By Andy Telli
Catholic News Service
NASHVILLE, Tenn. (CNS) — Bill Briggs was at his home in Denver reading a short newspaper article about the Archdiocese of Denver bringing in teams of doctors to investigate a possible miracle in the cure of an infant girl as part of a canonization cause.
"I was intrigued by priests and doctors in the same room on the same page," said Briggs, and the possibility of a book began to swirl in his mind.
"I saw an opportunity to apply journalism to the miracle process," said Briggs, a former reporter for the now closed Nashville Banner and The Denver Post and currently a writer for MSNBC.com. Ingrained in the Catholic Church’s ancient process of recognizing and elevating saints are the struggles of faith vs. reason and religion vs. science that play out in contemporary culture, Briggs said.
The idea eventually became "The Third Miracle: An Ordinary Man, A Medical Mystery and a Trial of Faith" (Broadway Books, $24), about the successful canonization process of St. Mother Theodore Guerin, a French nun who in 1840 led a group of Sisters of Providence to the American frontier near Terre Haute, Ind., to establish a motherhouse, novitiate and a school now known at St. Mary-of-the-Woods College.
Briggs returned to Nashville Feb. 1 to talk about his book as part of a speaker series sponsored by the McNeely Pigott & Fox public relations firm.
He was raised a Catholic and as a child he helped his mother clean All Saints Church every Saturday in his hometown of Lansing, N.Y. Briggs is a graduate of St. Bonaventure University in western New York.
He went looking for a case to write about and eventually settled on the 2006 canonization of Mother Theodore. What decided it for him was the man at the center of the second miracle attributed to her, which opened the doors to her canonization once it was confirmed by medical and theological authorities, Briggs said.
Phil McCord was director of facilities management at St. Mary-of-the-Woods College and Convent when he received a miraculous cure. Troubled by the prospect of undergoing surgery for a cornea transplant, McCord had stopped in the chapel at the school one day and offered a short prayer asking Mother Theodore and God for the strength to go through with the surgery.
After the prayer, he felt a sense of peace, and the next day, he noticed his eye had improved. Eventually, doctors determined that McCord’s eye had completely healed and there was no need for the surgery.
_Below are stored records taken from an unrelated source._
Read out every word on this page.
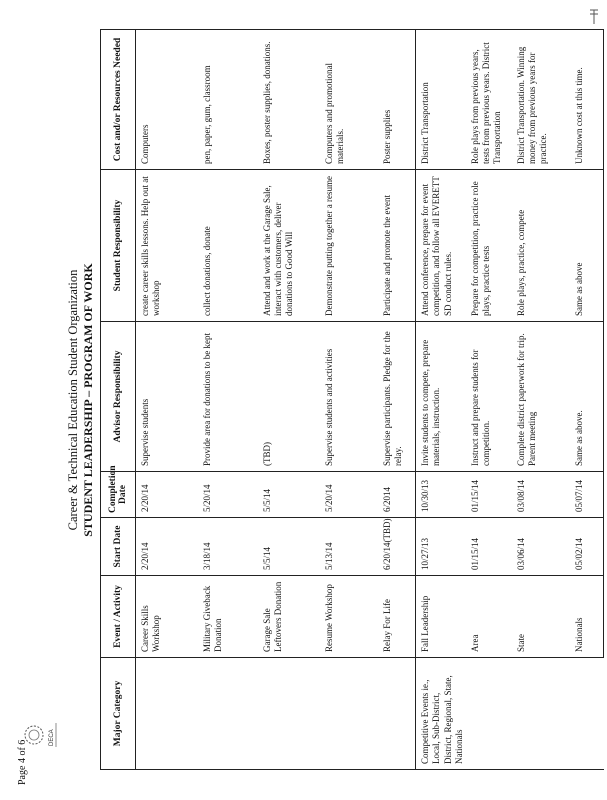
DECA
Page 4 of 6
Career & Technical Education Student Organization STUDENT LEADERSHIP – PROGRAM OF WORK
Major Category	Event / Activity	Start Date	Completion Date	Advisor Responsibility	Student Responsibility	Cost and/or Resources Needed
	Career Skills Workshop	2/20/14	2/20/14	Supervise students	create career skills lessons. Help out at workshop	Computers
	Military Giveback Donation	3/18/14	5/20/14	Provide area for donations to be kept	collect donations, donate	pen, paper, gum, classroom
	Garage Sale Leftovers Donation	5/5/14	5/5/14	(TBD)	Attend and work at the Garage Sale, interact with customers, deliver donations to Good Will	Boxes, poster supplies, donations.
	Resume Workshop	5/13/14	5/20/14	Supervise students and activities	Demonstrate putting together a resume	Computers and promotional materials.
	Relay For Life	6/20/14(TBD)	6/2014	Supervise participants. Pledge for the relay.	Participate and promote the event	Poster supplies
Competitive Events ie., Local, Sub-District, District, Regional, State, Nationals	Fall Leadership	10/27/13	10/30/13	Invite students to compete, prepare materials, instruction.	Attend conference, prepare for event competition, and follow all EVERETT SD conduct rules.	District Transportation
	Area	01/15/14	01/15/14	Instruct and prepare students for competition.	Prepare for competition, practice role plays, practice tests	Role plays from previous years, tests from previous years. District Transportation
	State	03/06/14	03/08/14	Complete district paperwork for trip. Parent meeting	Role plays, practice, compete	District Transportation. Winning money from previous years for practice.
	Nationals	05/02/14	05/07/14	Same as above.	Same as above	Unknown cost at this time.
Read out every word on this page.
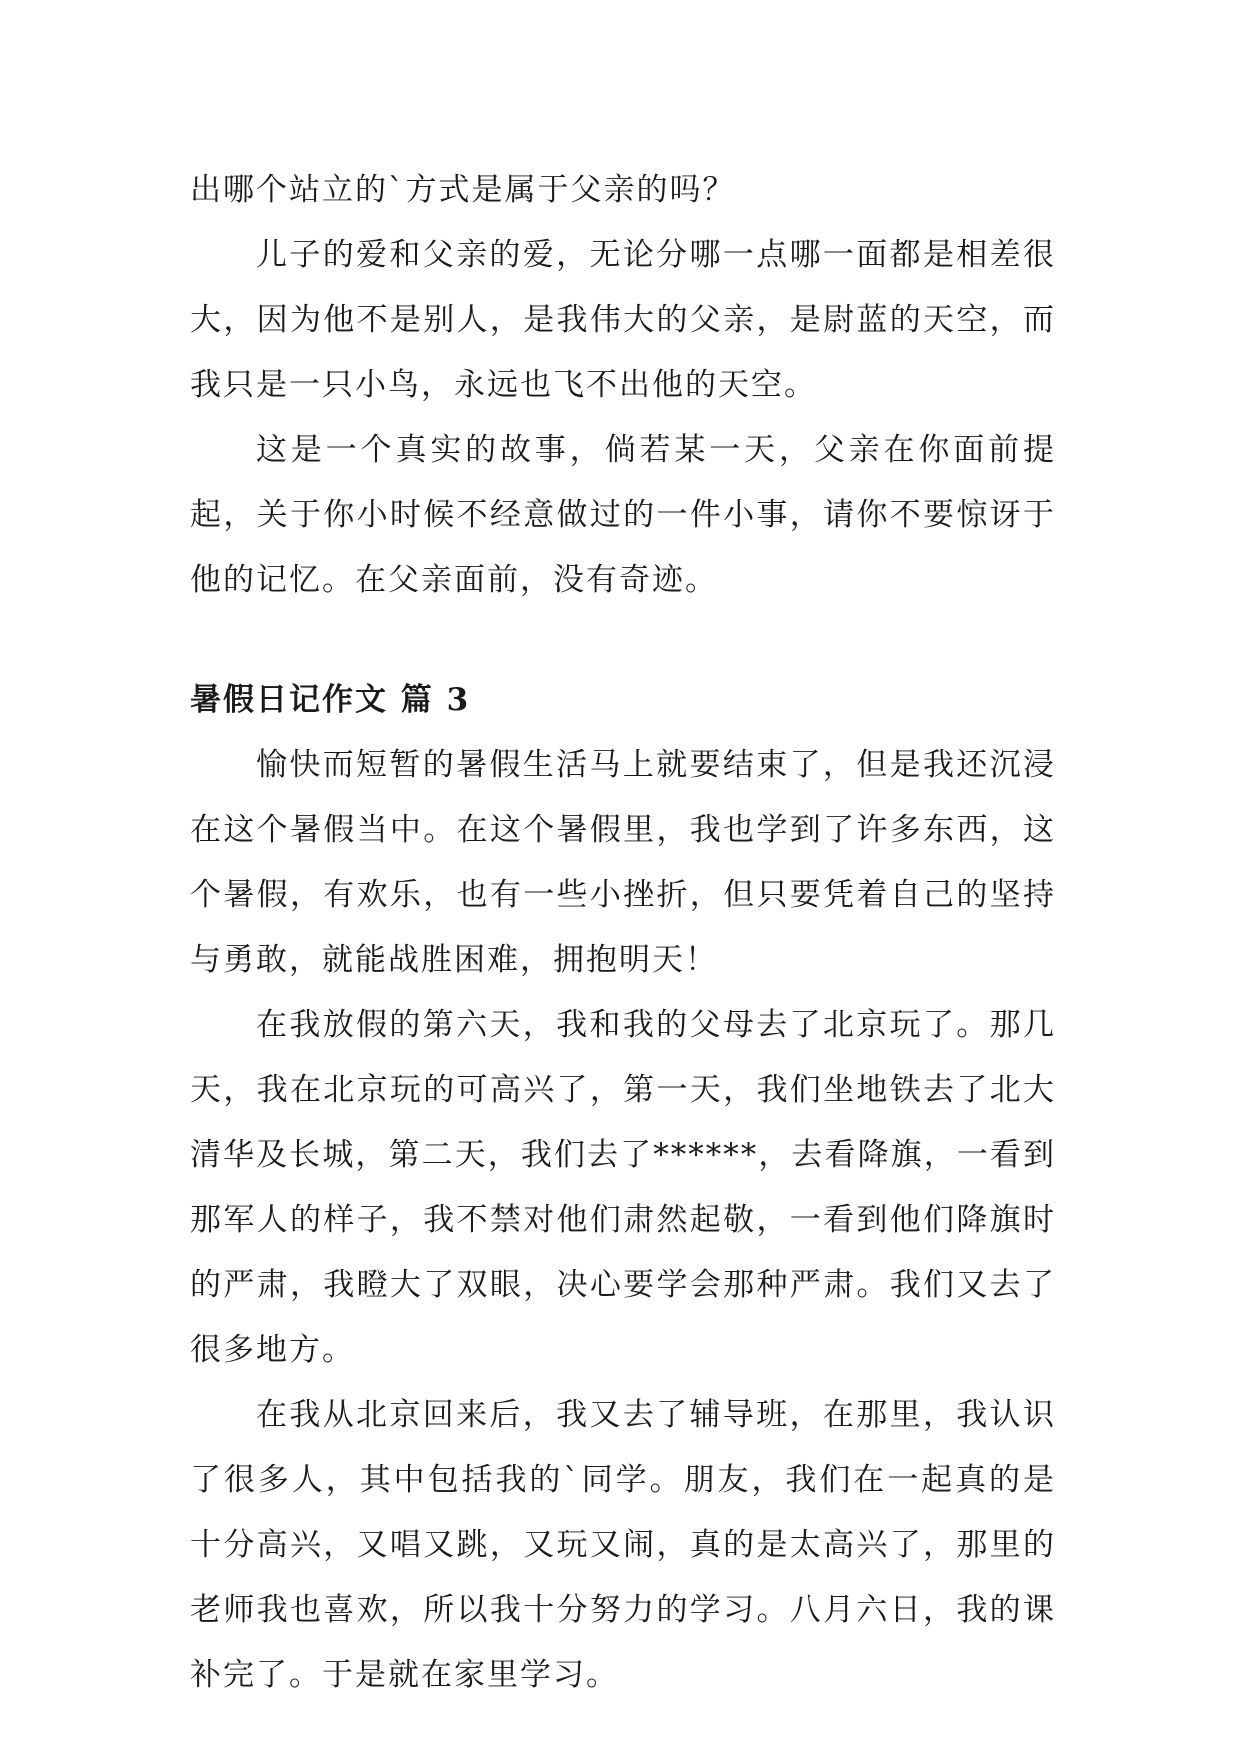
出哪个站立的`方式是属于父亲的吗？

儿子的爱和父亲的爱，无论分哪一点哪一面都是相差很大，因为他不是别人，是我伟大的父亲，是尉蓝的天空，而我只是一只小鸟，永远也飞不出他的天空。

这是一个真实的故事，倘若某一天，父亲在你面前提起，关于你小时候不经意做过的一件小事，请你不要惊讶于他的记忆。在父亲面前，没有奇迹。

暑假日记作文 篇 3

愉快而短暂的暑假生活马上就要结束了，但是我还沉浸在这个暑假当中。在这个暑假里，我也学到了许多东西，这个暑假，有欢乐，也有一些小挫折，但只要凭着自己的坚持与勇敢，就能战胜困难，拥抱明天！

在我放假的第六天，我和我的父母去了北京玩了。那几天，我在北京玩的可高兴了，第一天，我们坐地铁去了北大清华及长城，第二天，我们去了******，去看降旗，一看到那军人的样子，我不禁对他们肃然起敬，一看到他们降旗时的严肃，我瞪大了双眼，决心要学会那种严肃。我们又去了很多地方。

在我从北京回来后，我又去了辅导班，在那里，我认识了很多人，其中包括我的`同学。朋友，我们在一起真的是十分高兴，又唱又跳，又玩又闹，真的是太高兴了，那里的老师我也喜欢，所以我十分努力的学习。八月六日，我的课补完了。于是就在家里学习。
Briggs was intrigued by the case because McCord, an engineer and scientist by nature and training, a non-Catholic and not particularly religious, was troubled by the idea that he had received a miracle and questioned why he was more deserving of a divine cure than others.
"When I read that tension, I thought this might be my narrative," Briggs said. "Five minutes into my first interview (with McCord), I knew this was the guy."
"The goal was to carry that unease from the start of the story to literally the last page," Briggs said. In the end, McCord was able to come to terms with the miracle, Briggs said.
Briggs spent about nine months in 2008 and 2009 researching the history of the cause for St. Theodore Guerin’s sainthood, doing countless interviews and reviewing many church documents, trying to pull back the curtain on an often secret and little understood process.
Most miracles investigated as part of a canonization cause involve unexplained medical cures, Briggs said, and as such become a question of science vs. faith.
Briggs interviewed one Italian doctor who belongs to a team of doctors the Vatican uses to make sure there is no scientific explanation for a possibly miraculous cure, and who told him, "I do this because I’m a doubter."
Briggs said the process needs a doubter to maintain its credibility and integrity.
The book also looks at other aspects of the canonization process that some consider controversial, including the cost of pursuing a cause for sainthood and the changes instituted by Pope John Paul II that streamlined the process and led to the canonization of more than 480 saints during his papacy, far more than any other pope.
For the church, saints offer examples of holy lives for people to follow and to give them hope, Briggs said, and miracles are a sign from God that the person is indeed in heaven and interceding on our behalf.